La phonétique doit aussi s’interroger sur le rapport entre faits phoniques et autres niveaux de l’analyse linguistique, sur leur degré d’autonomie. La plupart des systèmes placent la phonétique au début de la construction grammaticale, pour ne plus y revenir. La grammaire générative, en plaçant le composant phonologique en fin de grammaire, a attiré l’attention sur le caractère tardif de l’interprétation phonétique. Dans une phrase comme les poules du couvent couvent, seule la connaissance de la structure syntaxique permet de décider de la bonne association graphème/son : c’est le fait que le premier couvent soit un nom qui invitera à le prononcer [kuvɑ̃], et le fait que le second soit un verbe qui le fera prononcer [kuv].

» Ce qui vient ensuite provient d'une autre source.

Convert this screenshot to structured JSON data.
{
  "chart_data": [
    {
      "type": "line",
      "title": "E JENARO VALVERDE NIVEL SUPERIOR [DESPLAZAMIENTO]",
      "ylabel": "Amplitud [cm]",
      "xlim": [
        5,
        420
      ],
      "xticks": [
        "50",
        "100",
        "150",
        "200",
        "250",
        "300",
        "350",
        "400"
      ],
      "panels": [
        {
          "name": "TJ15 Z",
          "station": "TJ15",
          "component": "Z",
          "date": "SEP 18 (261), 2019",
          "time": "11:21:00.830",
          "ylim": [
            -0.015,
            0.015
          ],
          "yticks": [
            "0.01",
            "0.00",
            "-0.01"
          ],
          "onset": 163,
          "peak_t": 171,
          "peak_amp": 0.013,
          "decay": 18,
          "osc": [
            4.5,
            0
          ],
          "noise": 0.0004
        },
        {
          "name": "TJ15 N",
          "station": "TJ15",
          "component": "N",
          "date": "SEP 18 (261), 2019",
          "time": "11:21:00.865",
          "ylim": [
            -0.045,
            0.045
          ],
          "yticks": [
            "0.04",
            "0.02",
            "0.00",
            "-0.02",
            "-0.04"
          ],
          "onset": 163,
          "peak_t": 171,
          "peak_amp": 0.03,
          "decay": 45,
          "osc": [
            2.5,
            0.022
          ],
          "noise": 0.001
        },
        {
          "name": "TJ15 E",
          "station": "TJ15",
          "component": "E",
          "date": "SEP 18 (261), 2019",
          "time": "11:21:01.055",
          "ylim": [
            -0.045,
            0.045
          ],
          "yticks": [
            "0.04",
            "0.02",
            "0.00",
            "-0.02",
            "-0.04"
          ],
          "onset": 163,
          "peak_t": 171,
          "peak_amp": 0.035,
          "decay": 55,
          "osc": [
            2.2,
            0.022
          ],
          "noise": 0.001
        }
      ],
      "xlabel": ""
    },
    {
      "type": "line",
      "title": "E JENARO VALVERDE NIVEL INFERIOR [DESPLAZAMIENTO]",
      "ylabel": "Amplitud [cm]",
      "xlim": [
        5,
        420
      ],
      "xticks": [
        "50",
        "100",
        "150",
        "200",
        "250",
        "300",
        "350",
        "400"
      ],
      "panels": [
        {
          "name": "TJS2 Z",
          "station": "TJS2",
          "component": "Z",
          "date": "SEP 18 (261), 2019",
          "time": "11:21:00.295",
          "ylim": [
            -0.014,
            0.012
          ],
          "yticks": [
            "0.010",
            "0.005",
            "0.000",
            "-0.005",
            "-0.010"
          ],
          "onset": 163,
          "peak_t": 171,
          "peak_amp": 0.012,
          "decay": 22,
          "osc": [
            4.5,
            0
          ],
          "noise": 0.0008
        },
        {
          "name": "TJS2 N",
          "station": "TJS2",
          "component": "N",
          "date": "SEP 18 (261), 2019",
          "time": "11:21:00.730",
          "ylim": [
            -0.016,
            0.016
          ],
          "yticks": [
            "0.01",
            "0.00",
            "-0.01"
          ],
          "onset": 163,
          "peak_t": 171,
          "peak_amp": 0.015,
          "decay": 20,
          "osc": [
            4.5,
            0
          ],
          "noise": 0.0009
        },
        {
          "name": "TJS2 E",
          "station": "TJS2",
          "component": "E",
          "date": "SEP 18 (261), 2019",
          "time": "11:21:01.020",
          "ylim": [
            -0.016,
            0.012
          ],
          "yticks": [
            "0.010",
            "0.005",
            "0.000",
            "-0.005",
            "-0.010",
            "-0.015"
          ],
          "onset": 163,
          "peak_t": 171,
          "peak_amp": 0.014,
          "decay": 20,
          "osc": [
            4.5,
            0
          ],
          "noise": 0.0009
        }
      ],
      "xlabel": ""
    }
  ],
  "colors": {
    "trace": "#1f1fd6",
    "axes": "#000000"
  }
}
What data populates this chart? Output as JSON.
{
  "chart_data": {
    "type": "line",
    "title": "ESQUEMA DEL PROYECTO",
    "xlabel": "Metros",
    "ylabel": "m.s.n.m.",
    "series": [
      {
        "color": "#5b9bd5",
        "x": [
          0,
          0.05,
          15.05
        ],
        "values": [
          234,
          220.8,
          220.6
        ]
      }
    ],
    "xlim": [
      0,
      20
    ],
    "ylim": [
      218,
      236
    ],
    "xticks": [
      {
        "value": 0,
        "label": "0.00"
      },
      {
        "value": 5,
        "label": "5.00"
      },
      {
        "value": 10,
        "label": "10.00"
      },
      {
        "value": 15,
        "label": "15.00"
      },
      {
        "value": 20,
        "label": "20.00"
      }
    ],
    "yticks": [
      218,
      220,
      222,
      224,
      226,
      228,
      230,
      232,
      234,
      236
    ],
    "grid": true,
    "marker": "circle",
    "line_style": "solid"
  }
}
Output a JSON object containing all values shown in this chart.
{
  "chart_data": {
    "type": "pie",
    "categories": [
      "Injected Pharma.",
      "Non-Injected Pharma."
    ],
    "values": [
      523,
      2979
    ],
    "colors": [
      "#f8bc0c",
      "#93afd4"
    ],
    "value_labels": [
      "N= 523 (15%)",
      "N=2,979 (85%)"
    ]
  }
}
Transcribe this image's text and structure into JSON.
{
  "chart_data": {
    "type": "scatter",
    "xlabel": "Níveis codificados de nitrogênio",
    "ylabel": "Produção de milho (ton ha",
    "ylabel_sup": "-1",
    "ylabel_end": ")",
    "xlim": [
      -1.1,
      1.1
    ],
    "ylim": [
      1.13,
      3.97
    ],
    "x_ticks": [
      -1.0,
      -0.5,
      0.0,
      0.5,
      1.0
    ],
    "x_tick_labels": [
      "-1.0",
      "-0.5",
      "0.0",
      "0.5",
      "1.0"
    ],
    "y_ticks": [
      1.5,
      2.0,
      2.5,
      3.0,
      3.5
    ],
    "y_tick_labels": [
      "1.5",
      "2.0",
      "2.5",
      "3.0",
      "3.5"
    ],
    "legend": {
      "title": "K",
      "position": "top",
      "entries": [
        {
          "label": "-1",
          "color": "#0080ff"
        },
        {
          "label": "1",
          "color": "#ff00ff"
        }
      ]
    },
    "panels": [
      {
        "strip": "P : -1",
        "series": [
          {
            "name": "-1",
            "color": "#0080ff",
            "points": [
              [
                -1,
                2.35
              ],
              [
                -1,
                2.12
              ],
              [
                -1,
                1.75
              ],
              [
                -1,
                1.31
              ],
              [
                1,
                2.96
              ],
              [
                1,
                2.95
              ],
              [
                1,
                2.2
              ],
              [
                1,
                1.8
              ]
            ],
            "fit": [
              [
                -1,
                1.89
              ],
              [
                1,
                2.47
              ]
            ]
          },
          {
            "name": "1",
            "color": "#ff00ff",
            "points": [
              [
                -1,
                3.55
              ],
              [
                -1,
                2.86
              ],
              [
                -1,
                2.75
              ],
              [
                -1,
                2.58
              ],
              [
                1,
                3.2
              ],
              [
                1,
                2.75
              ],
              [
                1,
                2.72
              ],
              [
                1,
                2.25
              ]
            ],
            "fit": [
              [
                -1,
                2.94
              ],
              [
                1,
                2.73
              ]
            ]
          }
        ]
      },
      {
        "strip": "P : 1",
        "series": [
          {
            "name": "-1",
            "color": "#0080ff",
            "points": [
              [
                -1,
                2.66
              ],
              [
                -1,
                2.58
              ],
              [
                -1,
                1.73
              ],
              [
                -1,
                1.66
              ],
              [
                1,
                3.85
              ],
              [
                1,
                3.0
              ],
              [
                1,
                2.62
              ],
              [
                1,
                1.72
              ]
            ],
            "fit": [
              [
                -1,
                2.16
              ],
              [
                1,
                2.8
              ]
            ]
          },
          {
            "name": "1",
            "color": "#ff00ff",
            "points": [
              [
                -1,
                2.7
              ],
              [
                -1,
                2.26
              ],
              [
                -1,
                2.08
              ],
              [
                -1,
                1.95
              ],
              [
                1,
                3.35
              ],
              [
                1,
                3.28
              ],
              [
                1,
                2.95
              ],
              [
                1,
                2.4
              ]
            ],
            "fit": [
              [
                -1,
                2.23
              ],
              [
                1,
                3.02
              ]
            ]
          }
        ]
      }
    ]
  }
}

3. Les sous-disciplines liées à la phonétique

Liées à la phonétique, existent aussi l’orthoépie, discipline normative donnant les règles d’une prononciation correcte, qui a surtout lieu d’exister étant donnée l’incohérence de l’orthographe française ; l’orthophonie, discipline correctrice des troubles dans l’apprentissage et la rééducation de la parole, trouvant aussi un vaste champ dans l’enseignement des langues étrangères ; la phonostylistique, discipline qui réfléchit, au-delà de l’arbitraire du signe, et aussi bien au plan phonétique qu’au plan prosodique, sur les effets d’évocation et d’expression de tout ce qui n’est pas imposé par le système, et sur l’identification ainsi rendue possible du locuteur.